The talent flow already tells the story. HRT’s longtime HR chief Julia Villagra went to OpenAI (before leaving last summer). Perplexity co-founder Johnny Ho spent five years at Tower Research while DeepMind interpretability researcher Callum McDougall interned at Jane Street and IMC. OpenAI research head Mark Chen and high-profile researcher Noam Brown also spent time in quant researcher roles. HRT’s AI head Iain Dunning was previously a senior researcher at Google’s DeepMind. And as we mentioned, Scale AI’s Wang — now chief AI officer at Meta — was at HRT before,
The ties are multi-faceted. Jane Street alumnus Sam Bankman-Fried provided some of the initial funding to Anthropic. More recently Jane Street has been involved in subsequent funding rounds of the AI giant. DRW founder Don Wilson, a pioneer of quantitative trading in options, is behind an effort called Compute Exchange, to trade GPUs on an exchange. Others want to financialise not only GPUs but also the contracts that underlie data centre usage.
X is rife with rumours and speculation that gesture towards this crossover, with whispers that some big AI labs have been dabbling with trading. Earlier this month Elon Musk even subtweeted AI performance on a stock trading competition:

Some of the sociological crossover is already under way. The MLOps engineer at a frontier lab who spends evenings tweeting about scaled‑up agents is suddenly doing a roadshow down Park Avenue, pitching KKR‑style firms on “automating your analyst class.” Meanwhile his quant friend from math camp is spending more time than he’d like on calls with Redmond about early‑access Copilot features.
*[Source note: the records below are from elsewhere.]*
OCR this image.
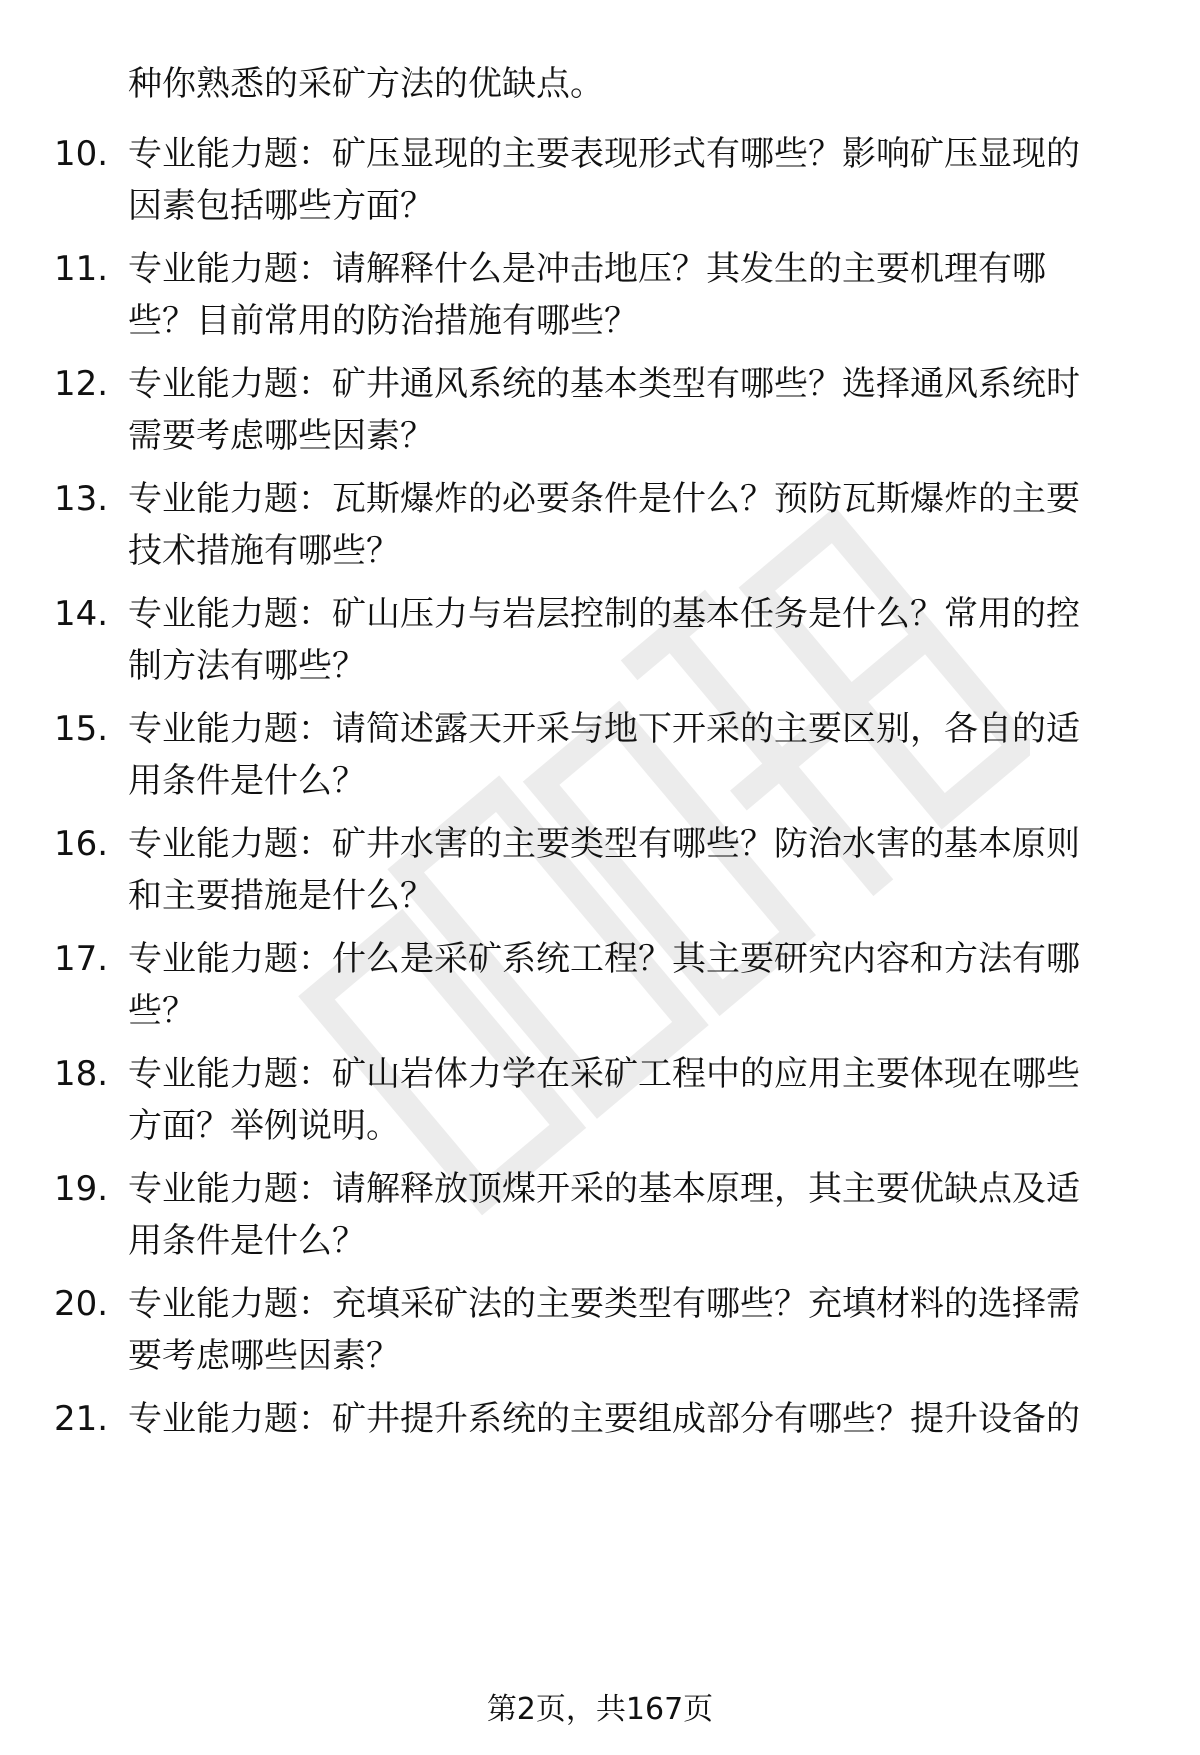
种你熟悉的采矿方法的优缺点。
10. 专业能力题：矿压显现的主要表现形式有哪些？影响矿压显现的
因素包括哪些方面？
11. 专业能力题：请解释什么是冲击地压？其发生的主要机理有哪
些？目前常用的防治措施有哪些？
12. 专业能力题：矿井通风系统的基本类型有哪些？选择通风系统时
需要考虑哪些因素？
13. 专业能力题：瓦斯爆炸的必要条件是什么？预防瓦斯爆炸的主要
技术措施有哪些？
14. 专业能力题：矿山压力与岩层控制的基本任务是什么？常用的控
制方法有哪些？
15. 专业能力题：请简述露天开采与地下开采的主要区别，各自的适
用条件是什么？
16. 专业能力题：矿井水害的主要类型有哪些？防治水害的基本原则
和主要措施是什么？
17. 专业能力题：什么是采矿系统工程？其主要研究内容和方法有哪
些？
18. 专业能力题：矿山岩体力学在采矿工程中的应用主要体现在哪些
方面？举例说明。
19. 专业能力题：请解释放顶煤开采的基本原理，其主要优缺点及适
用条件是什么？
20. 专业能力题：充填采矿法的主要类型有哪些？充填材料的选择需
要考虑哪些因素？
21. 专业能力题：矿井提升系统的主要组成部分有哪些？提升设备的
第2页，共167页
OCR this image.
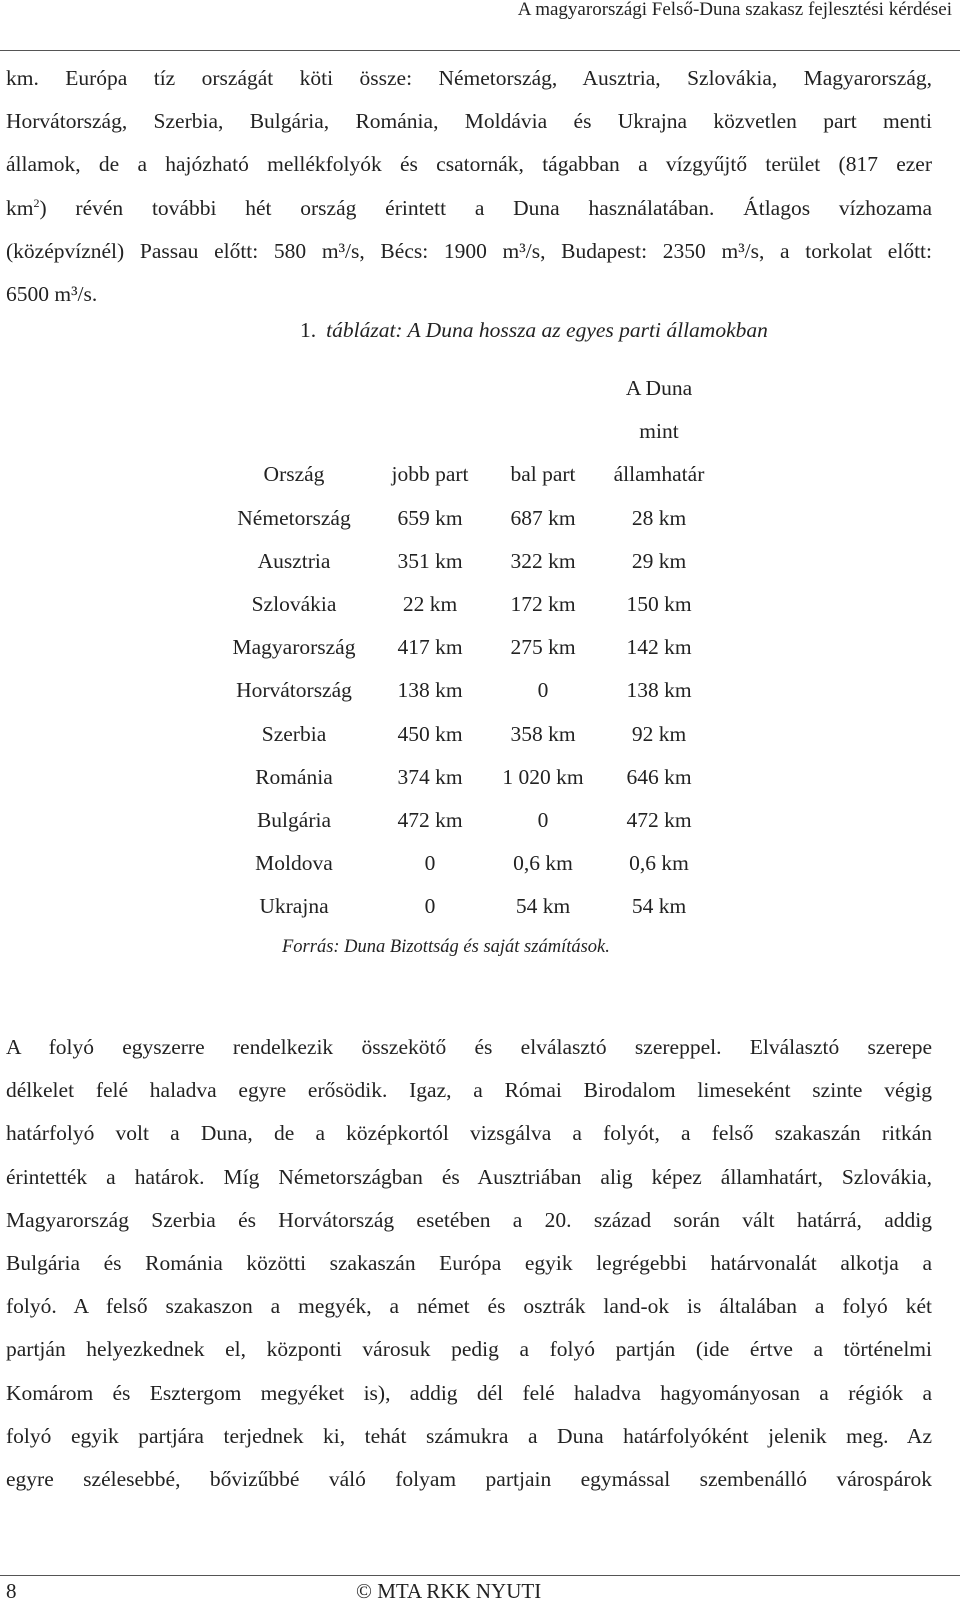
A magyarországi Felső-Duna szakasz fejlesztési kérdései
km. Európa tíz országát köti össze: Németország, Ausztria, Szlovákia, Magyarország,
Horvátország, Szerbia, Bulgária, Románia, Moldávia és Ukrajna közvetlen part menti
államok, de a hajózható mellékfolyók és csatornák, tágabban a vízgyűjtő terület (817 ezer
$km^2$) révén további hét ország érintett a Duna használatában. Átlagos vízhozama
(középvíznél) Passau előtt: 580 m³/s, Bécs: 1900 m³/s, Budapest: 2350 m³/s, a torkolat előtt:
6500 m³/s.
1. táblázat: A Duna hossza az egyes parti államokban
			A Duna
			mint
Ország	jobb part	bal part	államhatár
Németország	659 km	687 km	28 km
Ausztria	351 km	322 km	29 km
Szlovákia	22 km	172 km	150 km
Magyarország	417 km	275 km	142 km
Horvátország	138 km	0	138 km
Szerbia	450 km	358 km	92 km
Románia	374 km	1 020 km	646 km
Bulgária	472 km	0	472 km
Moldova	0	0,6 km	0,6 km
Ukrajna	0	54 km	54 km
Forrás: Duna Bizottság és saját számítások.
A folyó egyszerre rendelkezik összekötő és elválasztó szereppel. Elválasztó szerepe
délkelet felé haladva egyre erősödik. Igaz, a Római Birodalom limeseként szinte végig
határfolyó volt a Duna, de a középkortól vizsgálva a folyót, a felső szakaszán ritkán
érintették a határok. Míg Németországban és Ausztriában alig képez államhatárt, Szlovákia,
Magyarország Szerbia és Horvátország esetében a 20. század során vált határrá, addig
Bulgária és Románia közötti szakaszán Európa egyik legrégebbi határvonalát alkotja a
folyó. A felső szakaszon a megyék, a német és osztrák land-ok is általában a folyó két
partján helyezkednek el, központi városuk pedig a folyó partján (ide értve a történelmi
Komárom és Esztergom megyéket is), addig dél felé haladva hagyományosan a régiók a
folyó egyik partjára terjednek ki, tehát számukra a Duna határfolyóként jelenik meg. Az
egyre szélesebbé, bővizűbbé váló folyam partjain egymással szembenálló várospárok
8	© MTA RKK NYUTI
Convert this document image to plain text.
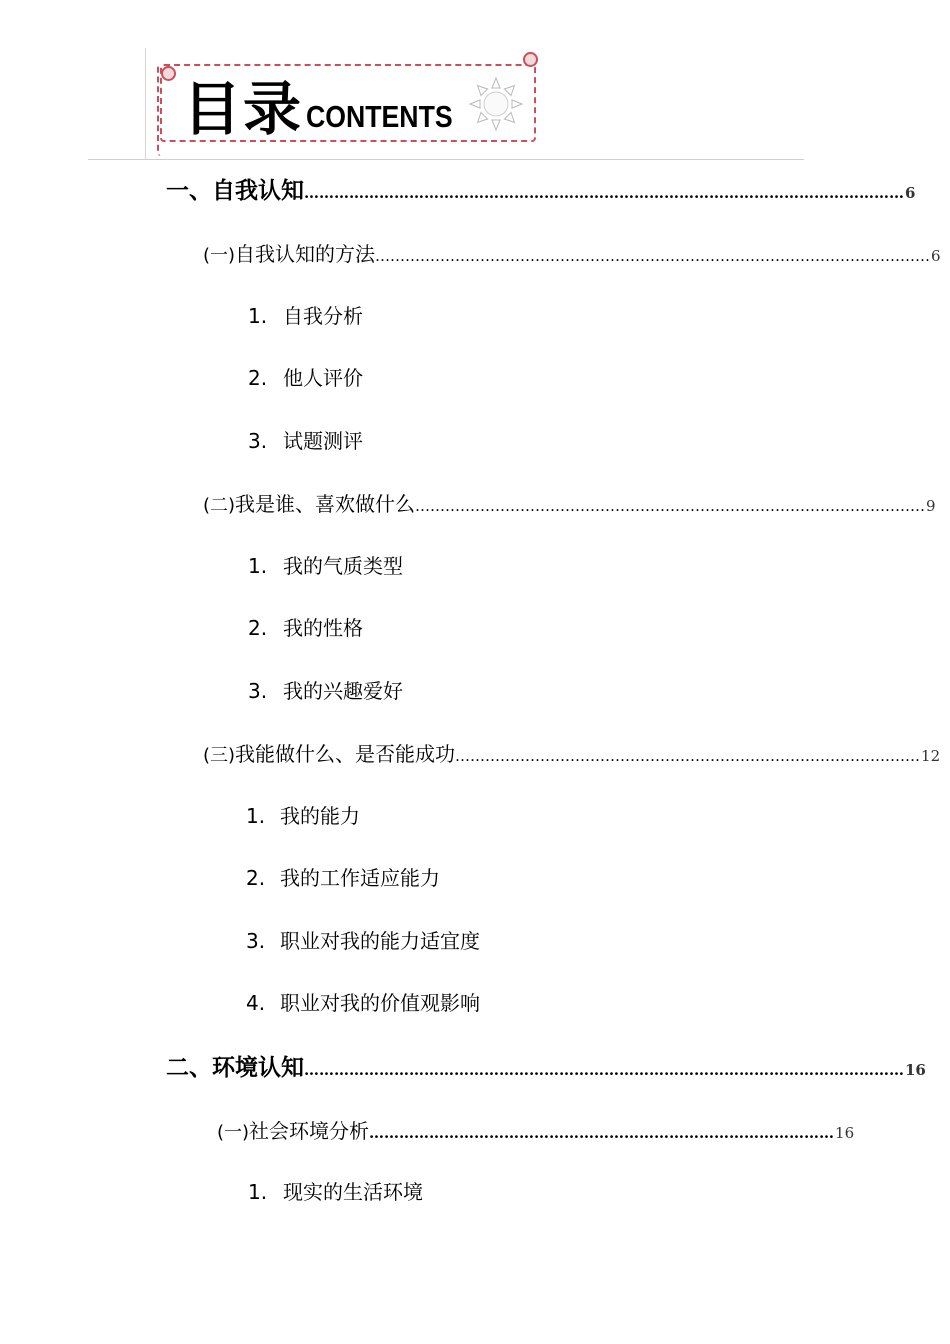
目录 CONTENTS
一、 自我认知 ………………………………………………………………………………………………………… 6
(一) 自我认知的方法 ………………………………………………………………………………………………… 6
1. 自我分析
2. 他人评价
3. 试题测评
(二) 我是谁、喜欢做什么 ………………………………………………………………………………………… 9
1. 我的气质类型
2. 我的性格
3. 我的兴趣爱好
(三) 我能做什么、是否能成功 ………………………………………………………………………………… 12
1. 我的能力
2. 我的工作适应能力
3. 职业对我的能力适宜度
4. 职业对我的价值观影响
二、 环境认知 ………………………………………………………………………………………………………… 16
(一) 社会环境分析 ………………………………………………………………………………… 16
1. 现实的生活环境
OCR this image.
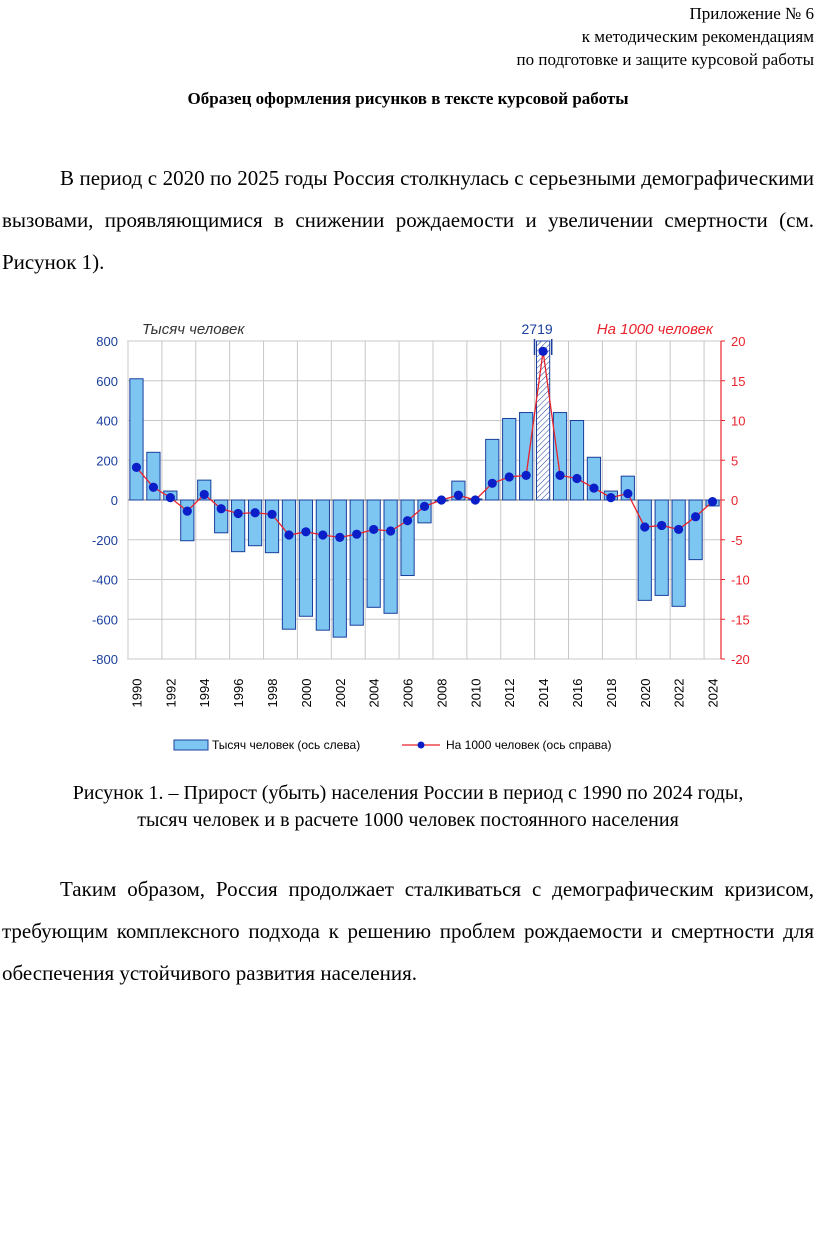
Приложение № 6
к методическим рекомендациям
по подготовке и защите курсовой работы
Образец оформления рисунков в тексте курсовой работы

В период с 2020 по 2025 годы Россия столкнулась с серьезными демографическими вызовами, проявляющимися в снижении рождаемости и увеличении смертности (см. Рисунок 1).

800
600
400
200
0
-200
-400
-600
-800
20
15
10
5
0
-5
-10
-15
-20
2719
1990 1992 1994 1996 1998 2000 2002 2004 2006 2008 2010 2012 2014 2016 2018 2020 2022 2024
Тысяч человек	На 1000 человек
Тысяч человек (ось слева)	На 1000 человек (ось справа)
Рисунок 1. – Прирост (убыть) населения России в период с 1990 по 2024 годы,
тысяч человек и в расчете 1000 человек постоянного населения

Таким образом, Россия продолжает сталкиваться с демографическим кризисом, требующим комплексного подхода к решению проблем рождаемости и смертности для обеспечения устойчивого развития населения.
This is shaping up to be the year when many of these developments come to a head. The AI labs will probably bloody each other in the fight for attention and revenue. This will come into sharp focus for the independent labs that are reliant on private market funding and partnerships.
On the quant side there is an open question as to how traditional quant shops will respond to some strange and widely talked-about drawdowns that left some firms nursing losses or underperformance las year. It’s also likely that there will be more clarity on how the storied quant firms will respond to the newer AI-driven shops.
Finance has the world’s harshest scoreboard. P&L is a powerful evaluation — it tells you, with brutal clarity, whether your model is any good. Benchmarks can be gamed. Revenue can be subsidised. Drawdowns cannot. The institutions will keep converging, because the constraints are converging: power you can secure, data you can defend, governance you can enforce. Different objectives. Same machine.
With this lens DeepSeek reads less like a quirky headline and more like a prototype: a balance sheet that turned compute into decisions, and then found multiple places to deploy that capability.